Elara sentit un frisson parcourir son échine. Une malédiction ? N'était-ce pas là une explication plus plausible que la cruauté délibérée de sa famille ? Mais qu'est-ce qui avait pu déclencher une telle malédiction ? Quel événement avait été négligé ?
Elle leva les yeux de son livre, son regard rencontrant celui de Lila, qui était tranquillement assise sur une pile d'ouvrages, comme si elle était là depuis toujours. La lapine semblait écouter attentivement, ses petites oreilles dressées.
"Lila," dit Elara, sa voix empreinte d'une nouvelle urgence. "Et si ce n'était pas nous ? Et si c'était quelque chose de plus ancien ? Quelque chose que nous avons oublié ?"
Lila bondit du tas de livres et trottina vers un coin particulier de la bibliothèque, un endroit que les Vampirest utilisaient rarement, rempli d'objets étranges et de reliques oubliées. Elle s'arrêta devant un vieux coffre en bois sculpté, orné de symboles étranges qu'Elara n'avait jamais vraiment compris. Lila se mit à gratter le coffre avec ses pattes avant, émettant des couinements insistants.
Intriguée, Elara s'approcha. Elle n'avait jamais ouvert ce coffre. Il avait toujours été là, un vestige silencieux du passé de sa famille. Elle s'agenouilla et posa ses mains sur le bois froid. Les symboles semblaient vibrer sous ses doigts. Elle tira sur le couvercle. Avec un grincement lugubre, le coffre s'ouvrit.
À l'intérieur, reposait un objet étrange. Ce n'était ni un bijou, ni une arme. C'était une sorte de cristal, d'une couleur bleu profond, qui semblait contenir une lumière vacillante. Il était froid au toucher, mais Elara sentit une énergie subtile en émaner, une énergie qu'elle ne parvenait pas à identifier.
Alors qu'elle tendait la main pour le toucher, Lila émit un cri aigu, un son inhabituel pour la petite créature. Elara retira sa main instinctivement. Lila se plaça entre Elara et le cristal, la regardant avec une détermination féroce dans ses yeux noirs.
"Qu'y a-t-il, Lila ?" demanda Elara, perplexe. "Ce cristal... le connais-tu ?"

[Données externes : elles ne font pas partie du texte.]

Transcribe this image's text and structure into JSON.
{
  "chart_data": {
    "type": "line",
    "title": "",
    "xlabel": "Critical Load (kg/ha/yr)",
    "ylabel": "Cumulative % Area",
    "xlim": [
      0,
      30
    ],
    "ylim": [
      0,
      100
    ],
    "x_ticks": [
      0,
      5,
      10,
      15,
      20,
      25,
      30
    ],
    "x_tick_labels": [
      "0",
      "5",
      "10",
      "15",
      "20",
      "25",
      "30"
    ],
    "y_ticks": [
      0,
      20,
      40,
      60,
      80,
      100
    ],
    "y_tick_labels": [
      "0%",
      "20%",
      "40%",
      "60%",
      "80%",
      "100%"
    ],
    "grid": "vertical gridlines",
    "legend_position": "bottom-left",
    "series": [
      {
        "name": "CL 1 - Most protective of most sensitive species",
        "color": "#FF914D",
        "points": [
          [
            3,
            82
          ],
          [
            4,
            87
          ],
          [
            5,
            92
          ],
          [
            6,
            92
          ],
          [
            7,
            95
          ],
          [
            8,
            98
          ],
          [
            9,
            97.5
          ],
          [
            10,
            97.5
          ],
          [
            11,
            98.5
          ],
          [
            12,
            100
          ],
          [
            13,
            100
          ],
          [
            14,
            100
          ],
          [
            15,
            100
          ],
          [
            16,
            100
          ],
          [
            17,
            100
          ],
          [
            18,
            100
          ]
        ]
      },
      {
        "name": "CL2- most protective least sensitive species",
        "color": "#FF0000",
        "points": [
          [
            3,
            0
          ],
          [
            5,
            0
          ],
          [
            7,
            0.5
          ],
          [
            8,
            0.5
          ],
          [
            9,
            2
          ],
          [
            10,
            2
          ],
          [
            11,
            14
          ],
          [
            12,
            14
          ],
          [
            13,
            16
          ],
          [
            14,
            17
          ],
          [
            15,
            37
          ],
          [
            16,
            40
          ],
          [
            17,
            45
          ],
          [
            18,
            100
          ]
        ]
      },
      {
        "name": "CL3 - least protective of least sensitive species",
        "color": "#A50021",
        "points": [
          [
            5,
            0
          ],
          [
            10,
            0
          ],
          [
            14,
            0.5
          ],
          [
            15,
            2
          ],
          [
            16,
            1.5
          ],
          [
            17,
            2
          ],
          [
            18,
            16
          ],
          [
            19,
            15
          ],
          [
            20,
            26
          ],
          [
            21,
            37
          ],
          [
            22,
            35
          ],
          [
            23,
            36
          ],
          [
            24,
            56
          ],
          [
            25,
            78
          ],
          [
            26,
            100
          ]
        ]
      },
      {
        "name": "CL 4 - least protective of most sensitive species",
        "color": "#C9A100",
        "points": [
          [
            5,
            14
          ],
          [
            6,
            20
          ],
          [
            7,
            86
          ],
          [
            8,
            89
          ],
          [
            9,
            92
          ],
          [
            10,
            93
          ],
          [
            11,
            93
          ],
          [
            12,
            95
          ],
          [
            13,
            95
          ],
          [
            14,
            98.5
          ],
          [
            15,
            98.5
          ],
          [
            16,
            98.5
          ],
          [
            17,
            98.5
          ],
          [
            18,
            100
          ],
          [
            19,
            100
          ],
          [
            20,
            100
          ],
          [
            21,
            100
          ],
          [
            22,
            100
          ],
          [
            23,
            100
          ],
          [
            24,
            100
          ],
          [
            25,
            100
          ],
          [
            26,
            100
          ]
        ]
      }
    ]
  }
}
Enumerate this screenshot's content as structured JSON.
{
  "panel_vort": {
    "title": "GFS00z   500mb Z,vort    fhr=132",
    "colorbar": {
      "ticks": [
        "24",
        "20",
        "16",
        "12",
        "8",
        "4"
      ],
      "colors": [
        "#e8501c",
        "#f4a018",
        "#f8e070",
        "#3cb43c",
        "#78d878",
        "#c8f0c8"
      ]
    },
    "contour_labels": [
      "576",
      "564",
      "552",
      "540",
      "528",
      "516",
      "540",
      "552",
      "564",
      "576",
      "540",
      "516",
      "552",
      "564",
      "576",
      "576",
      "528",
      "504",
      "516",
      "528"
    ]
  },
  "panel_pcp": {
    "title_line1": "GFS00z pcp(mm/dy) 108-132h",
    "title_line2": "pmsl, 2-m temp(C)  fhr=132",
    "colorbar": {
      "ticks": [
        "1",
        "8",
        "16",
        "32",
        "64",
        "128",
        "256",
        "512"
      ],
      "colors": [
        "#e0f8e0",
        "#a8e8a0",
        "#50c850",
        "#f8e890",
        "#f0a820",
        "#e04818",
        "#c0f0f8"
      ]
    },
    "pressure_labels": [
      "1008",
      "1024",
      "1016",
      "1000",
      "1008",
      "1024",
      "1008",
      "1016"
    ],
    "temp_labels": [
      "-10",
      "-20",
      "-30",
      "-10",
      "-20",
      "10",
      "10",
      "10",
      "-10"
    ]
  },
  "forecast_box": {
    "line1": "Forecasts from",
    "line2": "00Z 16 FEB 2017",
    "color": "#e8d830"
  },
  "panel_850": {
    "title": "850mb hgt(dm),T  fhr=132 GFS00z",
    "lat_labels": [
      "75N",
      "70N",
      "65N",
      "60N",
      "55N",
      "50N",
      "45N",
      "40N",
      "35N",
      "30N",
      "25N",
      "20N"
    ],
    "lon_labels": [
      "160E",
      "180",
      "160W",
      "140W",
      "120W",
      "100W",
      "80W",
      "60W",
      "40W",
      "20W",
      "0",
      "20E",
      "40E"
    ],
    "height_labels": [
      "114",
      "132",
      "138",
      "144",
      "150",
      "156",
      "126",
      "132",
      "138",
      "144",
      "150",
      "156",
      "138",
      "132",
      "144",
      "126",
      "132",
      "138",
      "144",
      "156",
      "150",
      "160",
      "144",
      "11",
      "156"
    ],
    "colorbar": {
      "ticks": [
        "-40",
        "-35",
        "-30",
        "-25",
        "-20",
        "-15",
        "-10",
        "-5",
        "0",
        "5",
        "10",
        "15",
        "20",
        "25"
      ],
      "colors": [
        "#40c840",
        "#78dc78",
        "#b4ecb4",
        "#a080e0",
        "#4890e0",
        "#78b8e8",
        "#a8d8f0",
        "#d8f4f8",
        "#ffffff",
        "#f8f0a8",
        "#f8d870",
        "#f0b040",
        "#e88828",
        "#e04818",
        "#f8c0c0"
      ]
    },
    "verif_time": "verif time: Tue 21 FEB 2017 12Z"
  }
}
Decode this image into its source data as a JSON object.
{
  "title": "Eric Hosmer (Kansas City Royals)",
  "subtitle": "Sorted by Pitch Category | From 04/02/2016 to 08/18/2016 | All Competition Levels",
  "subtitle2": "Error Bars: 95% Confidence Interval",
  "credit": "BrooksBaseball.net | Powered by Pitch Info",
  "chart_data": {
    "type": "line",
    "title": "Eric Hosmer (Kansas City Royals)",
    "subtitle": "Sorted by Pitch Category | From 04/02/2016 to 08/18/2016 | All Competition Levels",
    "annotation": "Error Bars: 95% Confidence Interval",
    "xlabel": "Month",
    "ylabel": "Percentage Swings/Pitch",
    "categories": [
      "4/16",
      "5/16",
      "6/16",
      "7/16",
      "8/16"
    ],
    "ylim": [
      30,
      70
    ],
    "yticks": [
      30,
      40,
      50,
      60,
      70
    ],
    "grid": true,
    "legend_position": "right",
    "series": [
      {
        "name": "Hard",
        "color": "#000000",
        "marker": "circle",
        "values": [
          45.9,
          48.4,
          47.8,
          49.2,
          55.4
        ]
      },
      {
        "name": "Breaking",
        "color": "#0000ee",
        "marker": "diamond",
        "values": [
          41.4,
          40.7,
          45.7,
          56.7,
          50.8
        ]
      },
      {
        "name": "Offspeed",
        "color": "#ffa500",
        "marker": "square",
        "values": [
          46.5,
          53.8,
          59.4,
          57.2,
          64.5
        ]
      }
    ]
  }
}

Lila ne répondit pas par des mots, mais par une série de mouvements. Elle se mit à sauter autour du coffre, puis se dirigea vers la sortie de la bibliothèque, se retournant pour regarder Elara, comme pour l'inviter à la suivre. Elara hésita. Son instinct lui disait de faire confiance à cette étrange créature. Le cristal dans le coffre semblait lié à la malédiction dont parlait le vieux manuscrit. Et Lila, d'une manière inexplicable, semblait vouloir la guider.
Prenant une profonde inspiration, Elara se leva. Elle jeta un dernier regard au cristal, puis suivit Lila hors de la bibliothèque, vers l'inconnu. La panique du village semblait s'estomper, remplacée par une nouvelle résolution. Si sa famille était innocente, alors elle devait découvrir la vérité. Elle devait comprendre cette malédiction. Et elle devait le faire, avec l'aide inattendue de cette mystérieuse lapine. Le silence des ailes brisées résonnait dans son cœur, un appel à l'aventure, un appel à rétablir l'équilibre. Le chemin serait semé d'embûches, elle le savait, mais elle était prête à le parcourir. Lumina et ses fées comptaient sur elle.